Follow the step0 to step3 that were shown in PVANet.

How to run the demo

  1. Download PVANet_comp or PVANet_lite detection model (scp or ?!)
  2. Run the demo script (TBM)
  3. Models and deploy OOXXXXXXXXXXXXXXXX

How to train PVANet_comp model

This model is trained and tested by using the following features: Plateau, OHEM, bbox voting, and I also apply SVD decomposition on FCs to compress model size (two small FCs to approximate the original FC).

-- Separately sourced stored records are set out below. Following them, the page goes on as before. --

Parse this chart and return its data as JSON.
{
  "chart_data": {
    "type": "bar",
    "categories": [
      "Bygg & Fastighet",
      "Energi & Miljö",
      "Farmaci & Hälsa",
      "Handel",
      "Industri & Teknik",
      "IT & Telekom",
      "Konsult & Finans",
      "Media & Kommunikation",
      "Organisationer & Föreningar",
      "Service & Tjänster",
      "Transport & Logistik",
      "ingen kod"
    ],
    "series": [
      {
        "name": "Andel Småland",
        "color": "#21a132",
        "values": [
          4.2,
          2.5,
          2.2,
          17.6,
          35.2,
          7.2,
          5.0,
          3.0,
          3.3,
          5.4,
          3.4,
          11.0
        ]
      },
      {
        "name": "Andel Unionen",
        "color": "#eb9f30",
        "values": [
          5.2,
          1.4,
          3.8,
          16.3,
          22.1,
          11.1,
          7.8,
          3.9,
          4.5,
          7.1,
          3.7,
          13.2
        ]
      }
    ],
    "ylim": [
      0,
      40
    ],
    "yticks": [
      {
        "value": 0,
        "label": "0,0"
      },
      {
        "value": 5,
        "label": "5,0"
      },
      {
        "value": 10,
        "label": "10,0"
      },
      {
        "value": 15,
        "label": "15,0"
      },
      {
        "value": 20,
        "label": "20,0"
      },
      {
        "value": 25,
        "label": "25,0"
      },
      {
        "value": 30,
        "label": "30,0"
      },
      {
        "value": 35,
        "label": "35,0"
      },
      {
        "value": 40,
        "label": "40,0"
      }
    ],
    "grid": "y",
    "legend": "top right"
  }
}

The simple training log is in OOOXXXXXXXXXXXXXXXXXXXXXXXXXX

Run the script for training PVANet_comp model

./tools/train_net.py \
--gpu 0 \
--solver models/pascal_voc/PVANet/solver_plateau_comp_ohem.prototxt \ 
--weights models/pascal_voc/PVANet/pva_comp_original.model \ 
--imdb FlickrClothingTrain_0926 \ 
--iters 500000 \
--cfg experiments/cfgs/rfcn_pvanet_ohem.yml

Note:

  1. This model will fine-tune from VOC model (pva_comp_original.model), and the snapshot function in train_net.py has been modified (snapshot bbox_pred_new layer, not bbox_pred layer)
  2. My comp version is training a new model (no conversion). Actually, the suitable way for generating comp version is converting from PVANet model by :
tools/compress_net.py

Training data

  1. The format of annotation is similar to VOC (XML files)
  2. An example of imdb is in lib/dataset/largeflickr.py
  3. There would be a cache file generated in data/cache, if you want to add more data with same imdb name, please delete the previous imdb file (.pkl)

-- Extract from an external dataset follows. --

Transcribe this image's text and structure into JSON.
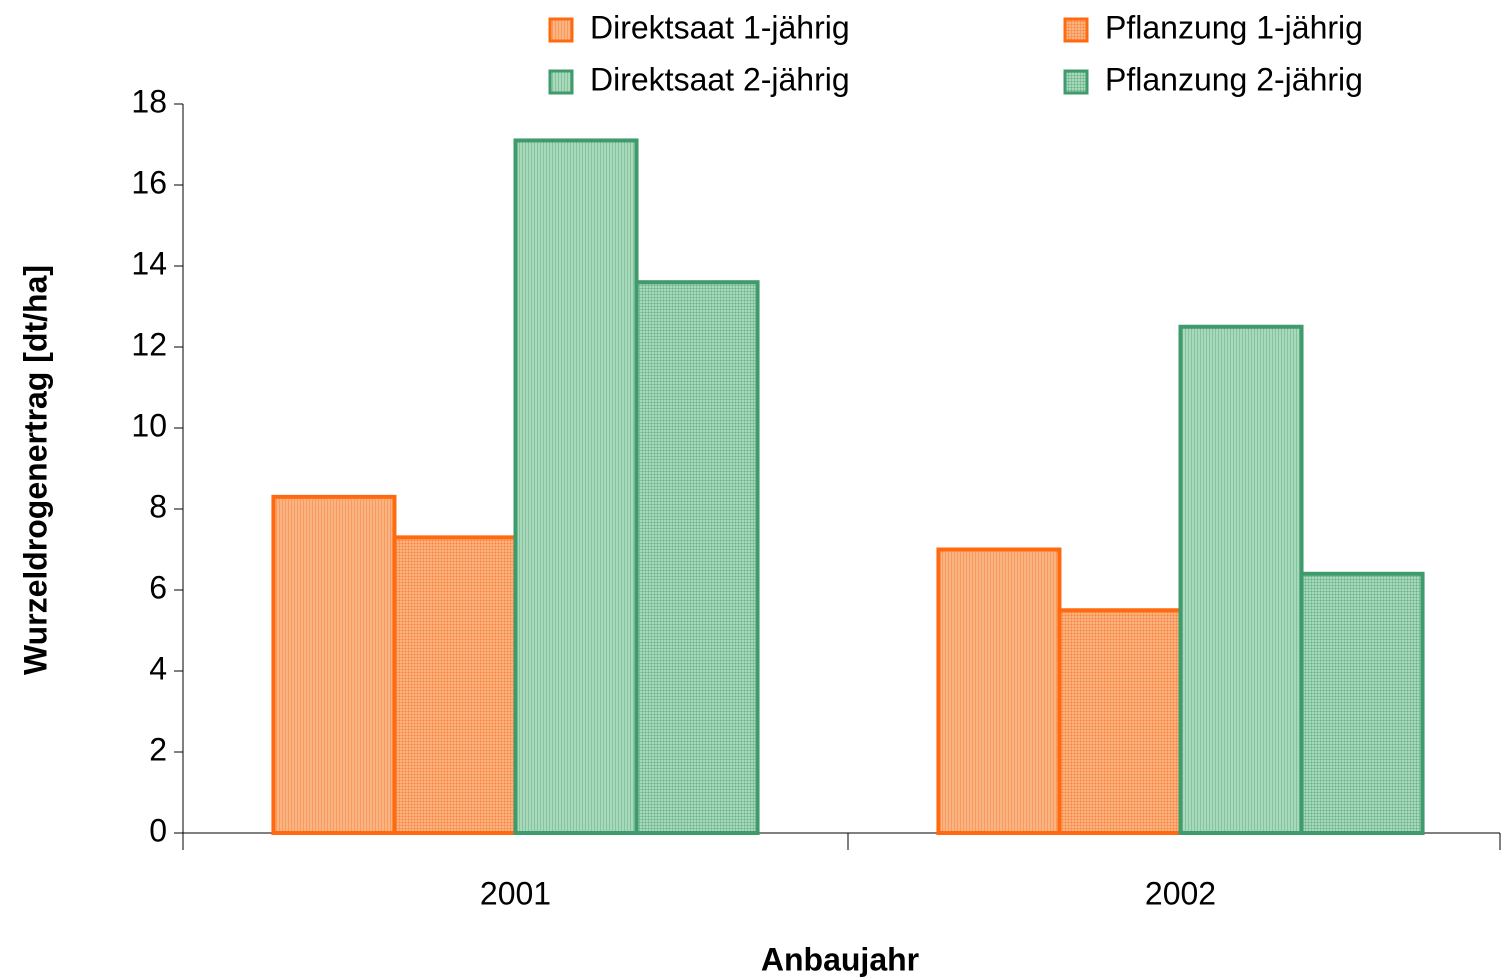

How to train PVANet_lite model

This model is trained and tested by using the following features: Plateau, OHEM, BN layer (RC), Conv_rpn/Convf, bbox voting .

The simple training log is in OOOXXXXXXXXXXXXXXXXXXXXXXXXXX

Run the script for training PVANet_lite model:

./tools/train_net.py \
--gpu 0 \
--solver models/pascal_voc/PVANet_lite/solver_plateau_rc.prototxt \ 
--weights models/pascal_voc/PVANet_lite/original.model \
--imdb FlickrClothingTrain_0926 \
--iters 500000 \
--cfg experiments/cfgs/rfcn_pvanet_ohem.yml

Training data: same (FlickrClothingTrain_0926)

Results

Model Inference Time Model Size MAP
PVANet_org 48 / X ms 313 MB 0.835/0.816
PVANet_comp_480000.caffemodel 36 / 28 ms 79 MB 0.855/0.822
PVANet_lite_390000.caffemodel 16 / 12 ms 36 MB 0.835/0.797
R-FCN with PVANet 35 / 28 ms 22 MB 0.837/0.797

Note

  1. The inference time was run on Titan X (Maxwell and Pascal).
  2. These models have done BN/Scale conversion.
  3. The MAP is testing on two datasets with scenario of street and shop (VIPs).